PCORI funded the development of PCORnet®, the National Patient-Centered Clinical Research Network, to make research faster, easier, and less costly to conduct. PCORnet is made up of Partner Networks of healthcare systems, patients and communities, and health plans that harness the power of large amounts of health data.
PCORI supports projects, designed in partnership with federal funding organizations, to improve the quality of data used in clinical research. This project is one of two projects designed to link data from PCORnet and the U.S. Food and Drug Administration’s Sentinel medical product monitoring system.
To examine the capacity to track congenital Zika syndrome using data contained in clinical data research networks within PCORnet and to create a novel query strategy to track congenital Zika syndrome in the future
|Retrospective descriptive analysis project
|Data Sources and Data Sets
|Records from 182,000 births between 2012 and 2017 from OneFlorida Clinical Research Consortium
|EHR data review
|Aim 1. Data elements predicting Zika syndrome present in PCORnet CDM and EHRs
Aim 2. Data entry error frequency
Aim 3. Validation of microcephaly diagnoses
Aim 4. Completeness of data for key birth characteristics needed to track birth defects from Zika syndrome
Aim 5. EHR query strategy to identify evidence of Zika syndrome in birth records
The project included electronic health record (EHR) data from 182,000 births linked using the PCORnet common data model (CDM). The CDM organizes data into a standard structure for use by researchers. Birth records were from the years 2012 through 2017. All records were from the OneFlorida Clinical Research Consortium, a PCORnet clinical data research network containing data for 15 million patients across Florida. The team also examined claims data from Sentinel.
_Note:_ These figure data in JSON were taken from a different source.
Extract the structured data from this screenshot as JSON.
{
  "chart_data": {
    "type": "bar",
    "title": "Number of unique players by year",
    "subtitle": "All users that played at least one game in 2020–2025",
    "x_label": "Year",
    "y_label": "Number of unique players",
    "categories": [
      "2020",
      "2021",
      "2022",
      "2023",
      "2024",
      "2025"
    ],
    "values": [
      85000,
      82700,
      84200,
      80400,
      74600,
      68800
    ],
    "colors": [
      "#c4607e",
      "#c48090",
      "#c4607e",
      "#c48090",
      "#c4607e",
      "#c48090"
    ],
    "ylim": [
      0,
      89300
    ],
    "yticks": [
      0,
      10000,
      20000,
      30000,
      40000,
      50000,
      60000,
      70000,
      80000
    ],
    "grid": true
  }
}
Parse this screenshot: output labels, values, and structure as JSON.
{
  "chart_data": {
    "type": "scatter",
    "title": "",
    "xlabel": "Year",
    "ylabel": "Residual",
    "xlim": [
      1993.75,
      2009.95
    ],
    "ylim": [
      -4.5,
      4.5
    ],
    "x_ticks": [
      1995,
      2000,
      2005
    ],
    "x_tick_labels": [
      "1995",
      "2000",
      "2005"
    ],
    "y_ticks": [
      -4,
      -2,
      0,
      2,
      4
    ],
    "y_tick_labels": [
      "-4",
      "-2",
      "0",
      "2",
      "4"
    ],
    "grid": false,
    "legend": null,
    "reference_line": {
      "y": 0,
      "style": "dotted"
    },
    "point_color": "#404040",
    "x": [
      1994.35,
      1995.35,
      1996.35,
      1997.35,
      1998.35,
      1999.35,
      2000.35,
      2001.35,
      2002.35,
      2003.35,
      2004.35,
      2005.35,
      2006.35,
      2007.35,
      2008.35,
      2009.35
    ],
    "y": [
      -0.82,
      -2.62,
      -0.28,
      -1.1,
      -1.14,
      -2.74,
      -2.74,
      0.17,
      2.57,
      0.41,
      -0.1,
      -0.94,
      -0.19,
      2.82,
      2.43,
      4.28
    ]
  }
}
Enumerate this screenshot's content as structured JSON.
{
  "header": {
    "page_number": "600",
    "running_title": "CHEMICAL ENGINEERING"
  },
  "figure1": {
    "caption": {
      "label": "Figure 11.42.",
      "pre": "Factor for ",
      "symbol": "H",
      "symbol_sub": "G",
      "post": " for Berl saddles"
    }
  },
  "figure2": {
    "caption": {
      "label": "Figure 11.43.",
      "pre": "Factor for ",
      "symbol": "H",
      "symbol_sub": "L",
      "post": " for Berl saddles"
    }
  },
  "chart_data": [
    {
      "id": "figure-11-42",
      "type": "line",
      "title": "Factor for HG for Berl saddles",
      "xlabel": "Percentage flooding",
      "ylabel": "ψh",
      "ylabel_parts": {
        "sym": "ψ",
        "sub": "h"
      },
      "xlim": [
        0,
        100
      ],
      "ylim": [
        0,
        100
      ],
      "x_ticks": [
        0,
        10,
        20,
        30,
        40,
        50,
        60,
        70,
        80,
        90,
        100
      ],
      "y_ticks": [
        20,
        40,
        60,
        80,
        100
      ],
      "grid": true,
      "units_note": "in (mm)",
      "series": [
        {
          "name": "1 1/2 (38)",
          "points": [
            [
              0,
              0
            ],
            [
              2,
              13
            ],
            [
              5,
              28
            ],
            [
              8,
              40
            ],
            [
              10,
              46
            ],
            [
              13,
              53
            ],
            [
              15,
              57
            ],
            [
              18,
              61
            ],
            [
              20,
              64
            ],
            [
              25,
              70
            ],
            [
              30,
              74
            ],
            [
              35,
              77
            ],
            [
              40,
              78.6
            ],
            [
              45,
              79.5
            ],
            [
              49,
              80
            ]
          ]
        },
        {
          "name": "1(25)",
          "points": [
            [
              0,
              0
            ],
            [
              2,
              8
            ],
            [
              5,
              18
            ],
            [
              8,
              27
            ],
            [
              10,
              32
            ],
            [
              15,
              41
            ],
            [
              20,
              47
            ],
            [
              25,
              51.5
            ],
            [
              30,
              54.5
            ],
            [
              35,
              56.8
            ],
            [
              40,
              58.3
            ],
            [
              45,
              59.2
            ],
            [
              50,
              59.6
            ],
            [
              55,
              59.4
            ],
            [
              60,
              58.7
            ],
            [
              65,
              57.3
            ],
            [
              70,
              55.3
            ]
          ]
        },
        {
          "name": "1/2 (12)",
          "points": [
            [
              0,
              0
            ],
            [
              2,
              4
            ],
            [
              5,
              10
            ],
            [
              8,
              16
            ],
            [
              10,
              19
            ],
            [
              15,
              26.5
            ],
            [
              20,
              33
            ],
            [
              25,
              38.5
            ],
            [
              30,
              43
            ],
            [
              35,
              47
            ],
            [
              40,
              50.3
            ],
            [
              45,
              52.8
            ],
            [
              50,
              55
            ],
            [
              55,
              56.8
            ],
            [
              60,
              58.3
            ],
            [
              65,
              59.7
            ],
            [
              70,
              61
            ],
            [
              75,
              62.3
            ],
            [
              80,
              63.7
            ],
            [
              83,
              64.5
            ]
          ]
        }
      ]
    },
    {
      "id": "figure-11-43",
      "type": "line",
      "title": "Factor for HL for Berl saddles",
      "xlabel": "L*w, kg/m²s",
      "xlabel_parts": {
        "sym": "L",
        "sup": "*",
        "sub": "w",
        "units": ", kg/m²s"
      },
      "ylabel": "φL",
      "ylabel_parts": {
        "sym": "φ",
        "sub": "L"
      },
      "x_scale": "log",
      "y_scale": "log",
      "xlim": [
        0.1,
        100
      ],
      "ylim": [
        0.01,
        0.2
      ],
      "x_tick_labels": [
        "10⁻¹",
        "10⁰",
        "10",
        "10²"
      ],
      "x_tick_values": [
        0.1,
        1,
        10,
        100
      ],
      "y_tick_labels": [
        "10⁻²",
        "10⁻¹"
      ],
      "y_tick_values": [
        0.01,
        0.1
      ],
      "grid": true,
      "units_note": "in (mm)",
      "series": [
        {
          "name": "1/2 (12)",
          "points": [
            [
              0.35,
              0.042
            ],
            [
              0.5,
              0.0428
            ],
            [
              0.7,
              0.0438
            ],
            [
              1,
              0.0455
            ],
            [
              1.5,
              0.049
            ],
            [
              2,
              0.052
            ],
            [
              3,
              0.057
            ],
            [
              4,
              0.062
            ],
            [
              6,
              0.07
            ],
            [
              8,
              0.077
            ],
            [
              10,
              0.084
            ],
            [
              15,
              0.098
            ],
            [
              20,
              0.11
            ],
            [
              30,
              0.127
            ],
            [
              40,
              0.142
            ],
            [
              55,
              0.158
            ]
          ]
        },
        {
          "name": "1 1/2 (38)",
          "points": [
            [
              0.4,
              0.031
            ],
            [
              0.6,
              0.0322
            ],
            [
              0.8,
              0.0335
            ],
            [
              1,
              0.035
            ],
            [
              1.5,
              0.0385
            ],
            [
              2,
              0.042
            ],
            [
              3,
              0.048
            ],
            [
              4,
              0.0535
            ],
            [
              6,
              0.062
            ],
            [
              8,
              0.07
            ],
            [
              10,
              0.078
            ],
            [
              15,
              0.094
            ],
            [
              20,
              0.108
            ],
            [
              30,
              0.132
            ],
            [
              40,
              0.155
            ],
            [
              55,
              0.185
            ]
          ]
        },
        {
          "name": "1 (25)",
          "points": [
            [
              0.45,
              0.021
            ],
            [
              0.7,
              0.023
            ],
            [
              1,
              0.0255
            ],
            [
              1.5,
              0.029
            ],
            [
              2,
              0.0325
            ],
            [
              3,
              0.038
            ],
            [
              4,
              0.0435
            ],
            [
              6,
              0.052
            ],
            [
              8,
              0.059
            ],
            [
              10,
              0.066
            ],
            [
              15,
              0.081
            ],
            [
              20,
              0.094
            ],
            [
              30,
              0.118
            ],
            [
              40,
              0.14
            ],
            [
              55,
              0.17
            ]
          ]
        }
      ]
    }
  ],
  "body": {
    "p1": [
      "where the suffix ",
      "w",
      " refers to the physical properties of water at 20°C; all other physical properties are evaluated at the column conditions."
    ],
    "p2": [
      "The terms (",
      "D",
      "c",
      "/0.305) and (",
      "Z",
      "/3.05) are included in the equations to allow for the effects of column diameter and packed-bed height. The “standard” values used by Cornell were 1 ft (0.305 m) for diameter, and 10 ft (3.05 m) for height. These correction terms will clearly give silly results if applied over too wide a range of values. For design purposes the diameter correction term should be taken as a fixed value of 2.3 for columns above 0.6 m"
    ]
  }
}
The project had five aims:
Aim 1. Determine what data elements predictive of Zika syndrome exist in the CDM and the difficulty of extracting additional data elements from EHRs themselves.
Aim 2. Evaluate the frequency of data error entries in the CDM.
Aim 3. In a subset of birth records, evaluate the validity of data extracted from EHRs for Zika tracking by having a doctor review records and determine if births were accurately diagnosed with microcephaly.
Aim 4. In a subset of birth records, determine the completeness of data elements needed for tracking Zika syndrome.
Aim 5. Develop a novel query to search EHR and Sentinel claims data for evidence of congenital Zika syndrome.
Aim 1. The project team found that many data elements necessary for detecting Zika syndrome existed in the CDM, such as diagnoses, demographics, and laboratory test results. The team categorized other data elements not currently in the CDM in terms of how difficult they would be to extract from EHRs:
- Relatively easy to extract, such as head circumference and estimated gestational age
- Moderately difficult to extract, such as hearing screening
- Very difficult to extract, such as results of vision screening
Aim 2. The project team found that 0.005% of observations within the CDM had a date that preceded patient date of birth, and 1.3% had out-of-plausible-range head circumference measurements.
Aim 3. Based on a doctor’s review of 36 records from one hospital, 69% of infants flagged as possible microcephaly cases had the condition.
Aim 4. The project team found that data elements needed for Zika tracking were highly complete based on a review of 2,800 birth records from one hospital in 2016. For example, 99.8% of records had head circumference data, and 99.8% had estimated gestational age at birth.
Aim 5. The team developed a query strategy to detect congenital Zika syndrome using SAS software. The strategy queries EHR and hospital claims data from both mothers and infants.
The CDM data do not contain key data elements that may assist in detecting Zika syndrome, such as head circumference. The project team had to review underlying patient records to retrieve these data.
Conclusions and Relevance
The project team examined CDM data to identify important data elements that can be used to track Zika syndrome. The team examined the completeness and validity of data and created a search strategy to track cases of congenital Zika syndrome using EHR and claims data. Future projects can consider using CDM data to track other diseases and health conditions.
Future projects could investigate the accuracy and completeness of hospital claims data for use in tracking congenital Zika syndrome. Future projects could also extend the tracking method to other healthcare topics.